This is an experiment. A comment casually dropped during a twitter conversation somehow became a meme and a stimulus to further thoughts.
“Virtual Party” – what do we mean by “Virtual”? – not real? insubstantial? How about “Party”? – all the rigmarole of candidates, elections? Well, maybe – or perhaps, “eventually” or “in good time”. You won’t find easy answers here, at least initially. What we’re hoping for is, as we said, an “experiment”.
The core idea is this. We are all familiar with the political system called “Democracy” as it is practised in much of the world, notably in the West. Democracy, especially the inclusive kind we currently practise, is, itself, a relatively young experiment. There are no guarantees it will survive. It is understandably unpopular with the elites, diluting their ability to mandate and requiring them to convince us that their power over us is good and should be supported.
We are also aware that the way the world communicates is changing rapidly and fundamentally. An exponential growth in the tools of information has meant, for the first time in human history, the vast majority of society can both inform themselves and inform others. We can get together in completely new ways. We can filter so we amplify some voices as we mute others.

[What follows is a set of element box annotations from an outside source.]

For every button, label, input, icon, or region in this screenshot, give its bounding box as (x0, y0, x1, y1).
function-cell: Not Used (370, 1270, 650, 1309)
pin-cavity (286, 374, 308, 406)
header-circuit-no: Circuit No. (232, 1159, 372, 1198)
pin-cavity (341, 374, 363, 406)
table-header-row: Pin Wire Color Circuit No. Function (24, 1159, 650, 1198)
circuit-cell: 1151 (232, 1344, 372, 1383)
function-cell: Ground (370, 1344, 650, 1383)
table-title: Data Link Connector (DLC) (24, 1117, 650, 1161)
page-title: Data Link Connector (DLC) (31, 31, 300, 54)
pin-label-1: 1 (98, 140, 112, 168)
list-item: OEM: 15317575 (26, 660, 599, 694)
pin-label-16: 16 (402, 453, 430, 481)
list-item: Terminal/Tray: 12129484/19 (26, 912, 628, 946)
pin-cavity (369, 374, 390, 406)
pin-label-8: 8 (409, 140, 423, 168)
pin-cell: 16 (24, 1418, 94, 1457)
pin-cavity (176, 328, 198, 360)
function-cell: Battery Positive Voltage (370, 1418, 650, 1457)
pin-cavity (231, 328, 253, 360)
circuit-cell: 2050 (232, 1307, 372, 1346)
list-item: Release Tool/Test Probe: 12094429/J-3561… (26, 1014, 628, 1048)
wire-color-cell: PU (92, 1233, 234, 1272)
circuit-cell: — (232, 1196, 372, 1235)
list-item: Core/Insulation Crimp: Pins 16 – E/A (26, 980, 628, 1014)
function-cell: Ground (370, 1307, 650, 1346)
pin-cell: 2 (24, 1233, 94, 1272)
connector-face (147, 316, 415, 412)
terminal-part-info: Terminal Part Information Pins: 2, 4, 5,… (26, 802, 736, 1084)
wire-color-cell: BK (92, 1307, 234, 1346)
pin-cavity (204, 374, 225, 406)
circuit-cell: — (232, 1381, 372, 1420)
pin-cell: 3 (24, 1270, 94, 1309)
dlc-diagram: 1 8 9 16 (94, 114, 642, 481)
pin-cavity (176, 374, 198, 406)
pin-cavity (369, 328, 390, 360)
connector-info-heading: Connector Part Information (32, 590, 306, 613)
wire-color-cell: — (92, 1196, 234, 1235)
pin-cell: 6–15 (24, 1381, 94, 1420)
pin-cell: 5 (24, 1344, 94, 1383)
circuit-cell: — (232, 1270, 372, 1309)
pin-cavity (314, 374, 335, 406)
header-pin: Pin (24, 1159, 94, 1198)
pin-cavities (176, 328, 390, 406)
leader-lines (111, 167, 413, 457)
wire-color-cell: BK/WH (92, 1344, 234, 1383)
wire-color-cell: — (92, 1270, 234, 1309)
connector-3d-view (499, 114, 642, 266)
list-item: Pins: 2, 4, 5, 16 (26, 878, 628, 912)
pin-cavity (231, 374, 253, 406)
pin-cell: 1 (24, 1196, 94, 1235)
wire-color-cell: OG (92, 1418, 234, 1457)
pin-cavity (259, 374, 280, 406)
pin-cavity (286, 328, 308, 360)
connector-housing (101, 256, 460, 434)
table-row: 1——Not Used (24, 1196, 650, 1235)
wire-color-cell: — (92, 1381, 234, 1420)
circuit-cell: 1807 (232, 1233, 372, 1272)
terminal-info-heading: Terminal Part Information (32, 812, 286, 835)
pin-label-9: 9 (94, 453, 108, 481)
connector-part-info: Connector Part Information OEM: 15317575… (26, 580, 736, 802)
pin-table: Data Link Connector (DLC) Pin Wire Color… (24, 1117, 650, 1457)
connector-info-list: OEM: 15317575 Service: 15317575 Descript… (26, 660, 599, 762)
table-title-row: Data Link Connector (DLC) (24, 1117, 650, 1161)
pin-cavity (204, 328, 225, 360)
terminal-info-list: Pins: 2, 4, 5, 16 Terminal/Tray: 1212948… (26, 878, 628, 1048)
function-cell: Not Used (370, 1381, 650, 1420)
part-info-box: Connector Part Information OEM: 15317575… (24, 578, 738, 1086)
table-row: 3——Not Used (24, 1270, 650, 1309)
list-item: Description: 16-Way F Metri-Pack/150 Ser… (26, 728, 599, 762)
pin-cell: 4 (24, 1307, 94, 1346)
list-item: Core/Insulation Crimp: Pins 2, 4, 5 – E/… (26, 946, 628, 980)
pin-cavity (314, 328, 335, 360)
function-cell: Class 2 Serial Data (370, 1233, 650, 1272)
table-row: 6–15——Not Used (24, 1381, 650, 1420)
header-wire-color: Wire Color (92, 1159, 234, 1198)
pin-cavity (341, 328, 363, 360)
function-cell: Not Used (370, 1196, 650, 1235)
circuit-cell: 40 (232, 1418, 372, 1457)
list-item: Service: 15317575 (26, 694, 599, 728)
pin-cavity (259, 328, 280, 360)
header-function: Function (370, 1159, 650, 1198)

The planet is buzzing with our voices, much of the content inane, but some, totally profound and life-changing.
The Virtual Party seeks, in the first instance, to be a discussion on the opportunities presented by the intersection of these two ideas, the democractic process by which we organise ourselves as a society, and the potential of new information opportunities to enhance that very organisation. What happens when we stick universal communication and universal democracy together?
The potential is substantial. Democracy is unique in that it allows everyone a say, at least in theory. This is also one of its weaknesses as it requires all those “says” to be canvassed and collated regularly.
The Social Internet parallels the universality of Democracy by also allowing everyone a say. The Web allows everyone to both publish and consume commentary.
Inevitably, there are huge practical problems in allowing everyone exercising their right to have their say on every issue. So a mechanism is needed by which each person can allocate their vote to another person who would use the vote on their behalf, thereby allowing all voices to be represented and thus heard.
The person trusted with the vote acts as a delegate much as Members of Parliament do. In our current democracy, this processes happens every three years, on election day. Technology could allow a more frequent voice and more-nuanced profile of voting preferences by allowing people to support different delegates for different issues. Delegates could, in turn, delegate the votes they represent to further representatives. Of course votes could be both re-allocated and withdrawn at any time, further strengthening the flexibility people have in how their vote counts in overall policy directions.
This blog entry is little more than thoughts from one of the interested parties as he populates a web page in support of the experiment. Hopefully, much more erudite and illuminating content will join it as other like-minded individuals are encouraged to declare themselves and participate.
Democracy’s greatest weakness (that it “lets in the riff-raff”) is also it’s greatest strength (in representing everyone, including us, the riff-raff). To paraphrase Winston Churchill, “Democracy is the worst political system – except for all the rest.” There’s just a chance that the wise application of the gift of communication that technology has provided us might make our democracy just that little bit better. In pursuit of that lofty goal, “Long Live the Virtual Party!”